My Weekly Reading – Econlib


woman trying to steal trousers from a clothing store

Less time to read this week because of a talk I prepped and gave on Friday evening.

Four main things.

  1. Robert Lawson, “Remembering James Gwartney, 1940-2014,” American Institute for Economic Research, January 10, 2024.

Like Bob, I was a fan of Jim, a smart and humane man. I learned a lot from Bob’s appreciation that I hadn’t known. This paragraph stands out:

He earned his PhD at the University of Washington writing his dissertation on the economics of labor market discrimination, which led to his first publication in the prestigious American Economic Review. At Washington, Jim took numerous courses from future Nobel Laureate Douglass North, and his interest in institutional economics began at this time. He learned his microeconomics from greats like Walter Oi (who was blind and thus would become an inspiration for Jim in later years) and Yoram Barzel, and he took a course in public choice economics from Tom Borcherding, who had been a student of future Nobel Laureate James Buchanan.

What a great faculty Jim learned from. Of the people mentioned above, I knew Walter best because we were colleagues at the University of Rochester, Walter in the econ department and me in the b-school. But I was also a fan of Tom Borcherding, who had such a great unvarnished way of stating basic truths.

2. John F. Early, “Book Review: Poverty by America,” Regulation, Winter 2023-24.

Excerpt:

His only explicit answer to the question [how much poverty is “so much?”] is a claim that America has more poverty than any other advanced democracy, based on data from the Organisation for Economic Co‐​operation and Development (OECD). But the OECD definition of poverty is different from the American definition, which Desmond adopts throughout the book except when he is justifying his “so much” claim. The OECD defines the poor in a country as families with incomes below one‐​half the median income in their country, but this measure describes poverty in terms of income distribution, not material condition. Consider that Americans whom the OECD deems poor have between 40 percent and 100 percent more income than people it identifies as poor in other advanced OECD countries. This relative measure leads to the paradox that a family in the United States with an income of $30,685 would be counted as poor, while families with income of only $14,141 in Italy or $21,904 in France would not be counted as poor. Using the same income standard for all countries shows the United States has at least 60 percent less poverty than other developed democracies.

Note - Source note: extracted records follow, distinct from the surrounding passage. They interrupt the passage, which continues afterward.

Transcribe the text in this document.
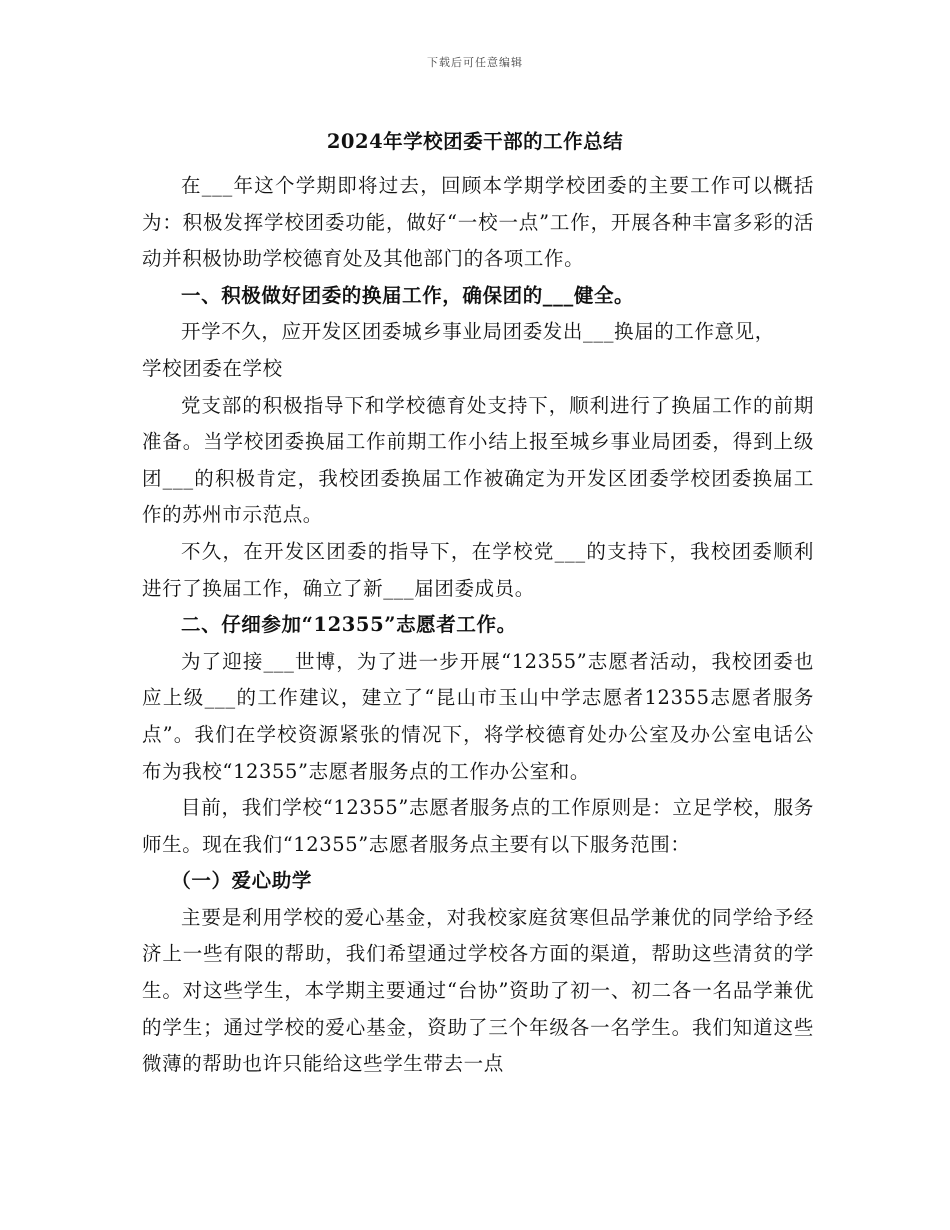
下载后可任意编辑
2024年学校团委干部的工作总结

在___年这个学期即将过去，回顾本学期学校团委的主要工作可以概括为：积极发挥学校团委功能，做好“一校一点”工作，开展各种丰富多彩的活动并积极协助学校德育处及其他部门的各项工作。

一、积极做好团委的换届工作，确保团的___健全。

开学不久，应开发区团委城乡事业局团委发出___换届的工作意见，

学校团委在学校

党支部的积极指导下和学校德育处支持下，顺利进行了换届工作的前期准备。当学校团委换届工作前期工作小结上报至城乡事业局团委，得到上级团___的积极肯定，我校团委换届工作被确定为开发区团委学校团委换届工作的苏州市示范点。

不久，在开发区团委的指导下，在学校党___的支持下，我校团委顺利进行了换届工作，确立了新___届团委成员。

二、仔细参加“12355”志愿者工作。

为了迎接___世博，为了进一步开展“12355”志愿者活动，我校团委也应上级___的工作建议，建立了“昆山市玉山中学志愿者12355志愿者服务点”。我们在学校资源紧张的情况下，将学校德育处办公室及办公室电话公布为我校“12355”志愿者服务点的工作办公室和。

目前，我们学校“12355”志愿者服务点的工作原则是：立足学校，服务师生。现在我们“12355”志愿者服务点主要有以下服务范围：

（一）爱心助学

主要是利用学校的爱心基金，对我校家庭贫寒但品学兼优的同学给予经济上一些有限的帮助，我们希望通过学校各方面的渠道，帮助这些清贫的学生。对这些学生，本学期主要通过“台协”资助了初一、初二各一名品学兼优的学生；通过学校的爱心基金，资助了三个年级各一名学生。我们知道这些微薄的帮助也许只能给这些学生带去一点
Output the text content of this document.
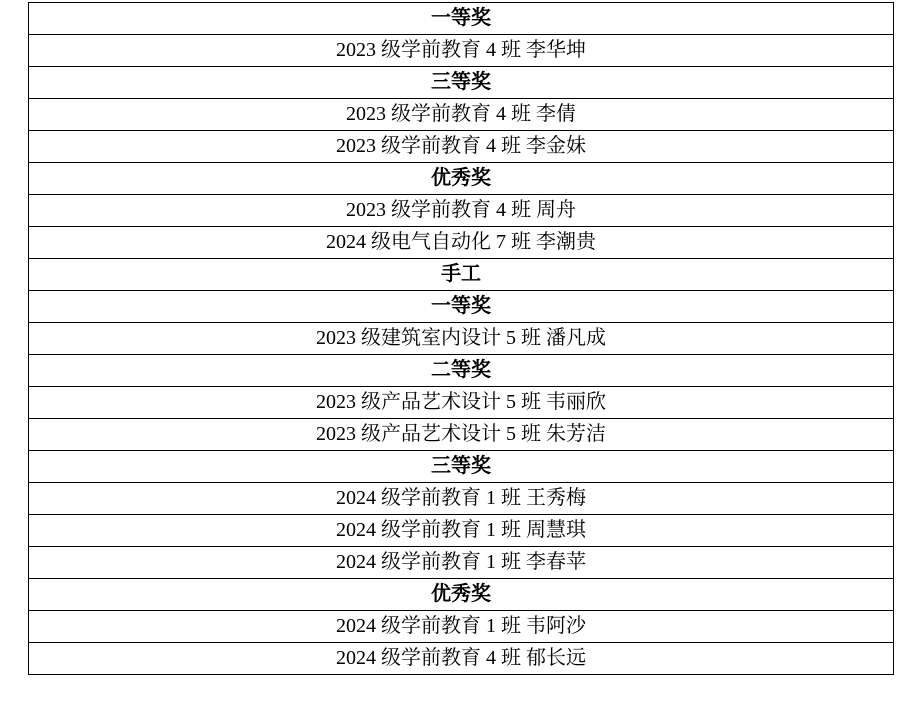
一等奖
2023 级学前教育 4 班 李华坤
三等奖
2023 级学前教育 4 班 李倩
2023 级学前教育 4 班 李金妹
优秀奖
2023 级学前教育 4 班 周舟
2024 级电气自动化 7 班 李潮贵
手工
一等奖
2023 级建筑室内设计 5 班 潘凡成
二等奖
2023 级产品艺术设计 5 班 韦丽欣
2023 级产品艺术设计 5 班 朱芳洁
三等奖
2024 级学前教育 1 班 王秀梅
2024 级学前教育 1 班 周慧琪
2024 级学前教育 1 班 李春苹
优秀奖
2024 级学前教育 1 班 韦阿沙
2024 级学前教育 4 班 郁长远
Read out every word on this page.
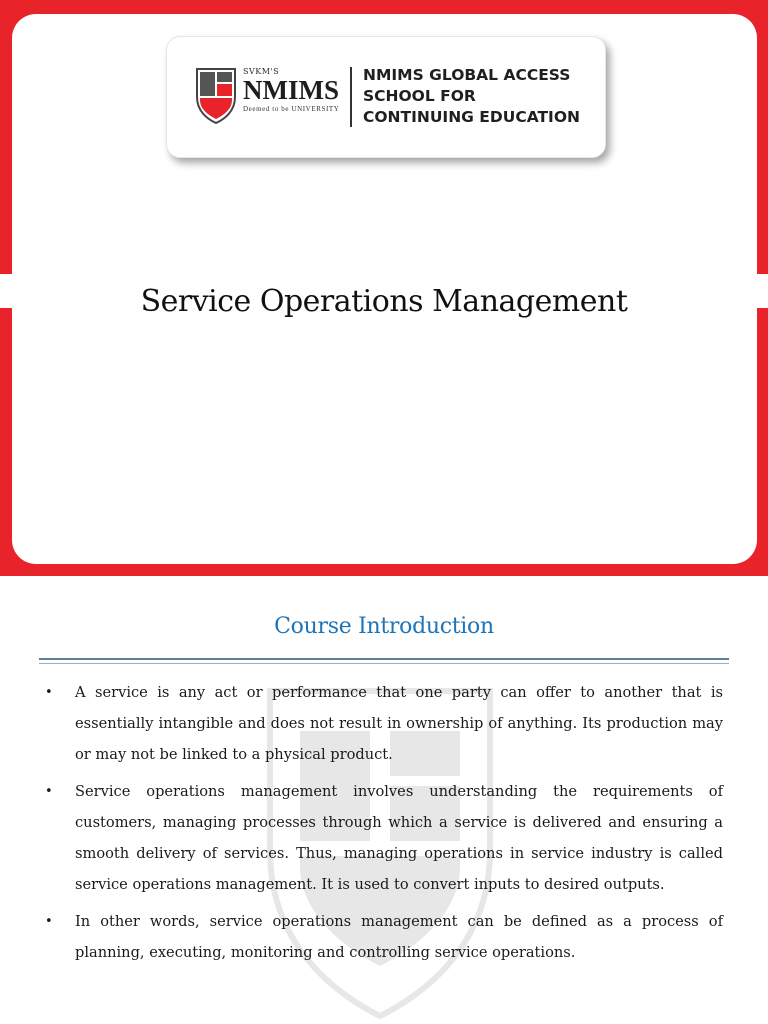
SVKM'S
NMIMS
Deemed to be UNIVERSITY
NMIMS GLOBAL ACCESS
SCHOOL FOR
CONTINUING EDUCATION
Service Operations Management
Course Introduction
• A service is any act or performance that one party can offer to another that is essentially intangible and does not result in ownership of anything. Its production may or may not be linked to a physical product.
• Service operations management involves understanding the requirements of customers, managing processes through which a service is delivered and ensuring a smooth delivery of services. Thus, managing operations in service industry is called service operations management. It is used to convert inputs to desired outputs.
• In other words, service operations management can be defined as a process of planning, executing, monitoring and controlling service operations.
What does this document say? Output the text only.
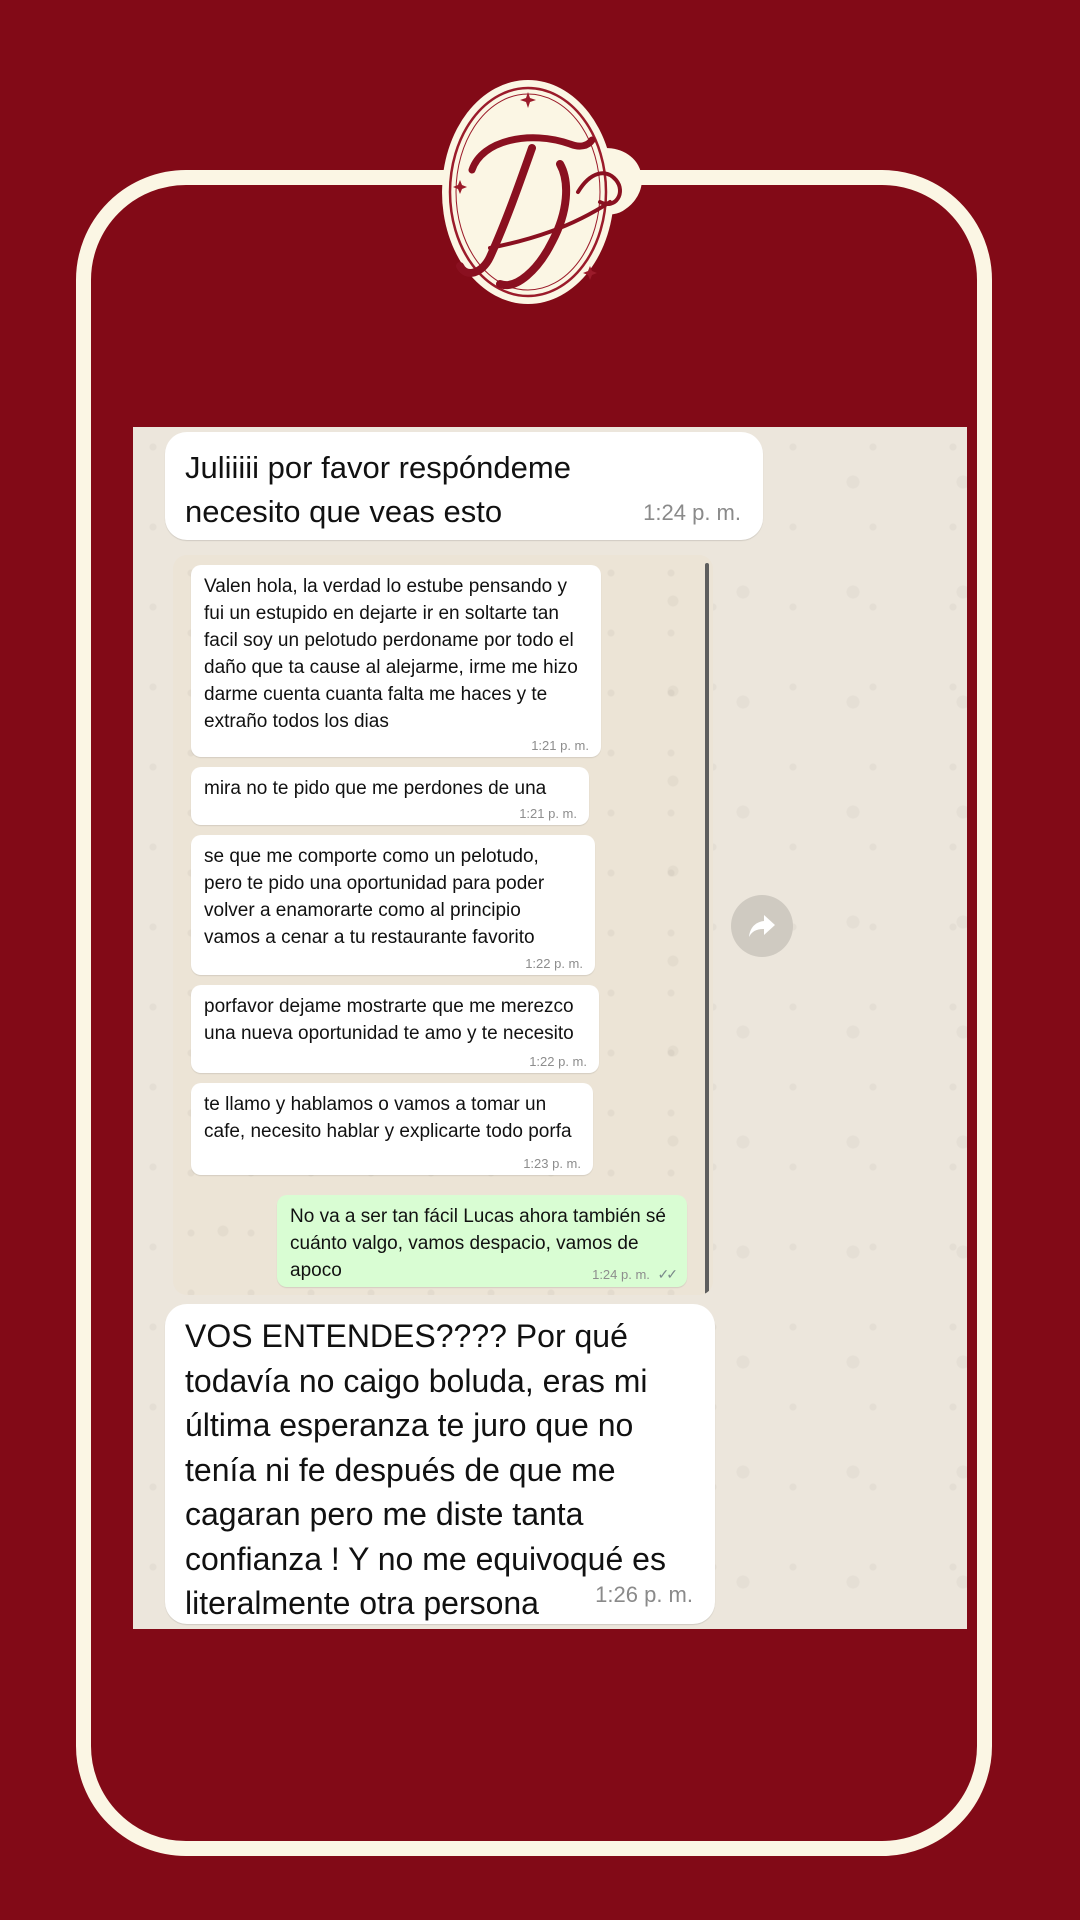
Juliiiii por favor respóndeme necesito que veas esto	1:24 p. m.
Valen hola, la verdad lo estube pensando y fui un estupido en dejarte ir en soltarte tan facil soy un pelotudo perdoname por todo el daño que ta cause al alejarme, irme me hizo darme cuenta cuanta falta me haces y te extraño todos los dias
1:21 p. m.
mira no te pido que me perdones de una
1:21 p. m.
se que me comporte como un pelotudo, pero te pido una oportunidad para poder volver a enamorarte como al principio vamos a cenar a tu restaurante favorito
1:22 p. m.
porfavor dejame mostrarte que me merezco una nueva oportunidad te amo y te necesito
1:22 p. m.
te llamo y hablamos o vamos a tomar un cafe, necesito hablar y explicarte todo porfa
1:23 p. m.
No va a ser tan fácil Lucas ahora también sé cuánto valgo, vamos despacio, vamos de apoco	1:24 p. m. ✓✓
VOS ENTENDES???? Por qué todavía no caigo boluda, eras mi última esperanza te juro que no tenía ni fe después de que me cagaran pero me diste tanta confianza ! Y no me equivoqué es literalmente otra persona	1:26 p. m.
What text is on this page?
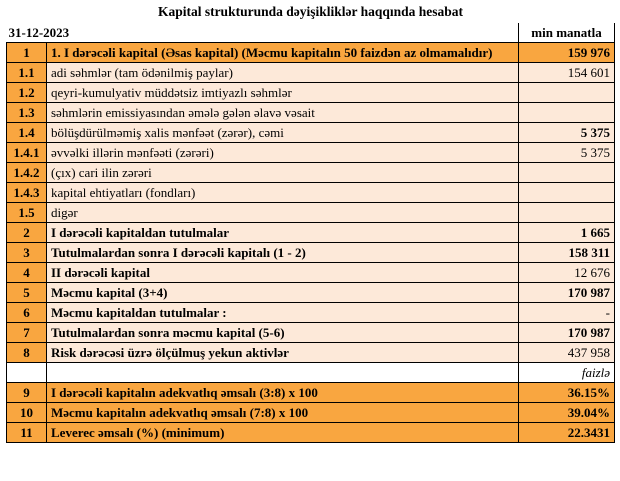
Kapital strukturunda dəyişikliklər haqqında hesabat
31-12-2023		min manatla
1	1. I dərəcəli kapital (Əsas kapital) (Məcmu kapitalın 50 faizdən az olmamalıdır)	159 976
1.1	adi səhmlər (tam ödənilmiş paylar)	154 601
1.2	qeyri-kumulyativ müddətsiz imtiyazlı səhmlər	
1.3	səhmlərin emissiyasından əmələ gələn əlavə vəsait	
1.4	bölüşdürülməmiş xalis mənfəət (zərər), cəmi	5 375
1.4.1	əvvəlki illərin mənfəəti (zərəri)	5 375
1.4.2	(çıx) cari ilin zərəri	
1.4.3	kapital ehtiyatları (fondları)	
1.5	digər	
2	I dərəcəli kapitaldan tutulmalar	1 665
3	Tutulmalardan sonra I dərəcəli kapitalı (1 - 2)	158 311
4	II dərəcəli kapital	12 676
5	Məcmu kapital (3+4)	170 987
6	Məcmu kapitaldan tutulmalar :	-
7	Tutulmalardan sonra məcmu kapital (5-6)	170 987
8	Risk dərəcəsi üzrə ölçülmuş yekun aktivlər	437 958
		faizlə
9	I dərəcəli kapitalın adekvatlıq əmsalı (3:8) x 100	36.15%
10	Məcmu kapitalın adekvatlıq əmsalı (7:8) x 100	39.04%
11	Leverec əmsalı (%) (minimum)	22.3431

Early is, of course, the co-author, with Phil Gramm and the late Robert Ekelund, of The Myth of American Inequality, which I reviewed here.

3. Richard B. McKenzie, “The Fragility of Civil Society,” Econlib, January 1, 2024.

Excerpt:

Contemporary Americans could be witnessing an escalating breakdown in societal norms, with each loss feeding the breakdown of others, like the spread of a contagious disease. Hayek didn’t dwell on this prospect, but I will in this short essay. My arguments rest on a well-worn conceptual foundation in economics, that of the “tragedy of the commons,” which is inherently unstable, because of the role of widespread volition in norms’ value and survival. The theme of this essay is that a breakdown in societal norms shares the same economic foundations as a run on a bank, although perhaps at a slower pace.

4. Frank Markus, “First Drive: Toyota’s $10,000 Pickup Truck Is Perfect: So Why Are We Sad?Motortrend, November 6, 2023.

Excerpt:

The Toyota Tacoma pickup is built in America for Americans and Canadians, to dodge the “chicken tax,” but 181 other countries around the world get the Toyota Hilux pickup. It looks a bit like our Tacoma, but more basic. You’d recognize it from global news footage of relief aid or conflict areas. Well, apparently it had gotten a trifle fancy and at about $15,200 to start, it was pricing itself out of some of those markets. The Toyota IMV 0 intends to fill in that low-cost space beneath the Hilux with a target starting price of $10,000. It made its debut at the 2023 Japan Mobility Show, wearing cool Land Cruiser 70 Series style. Shortly after the Tokyo show, we took one for a spin.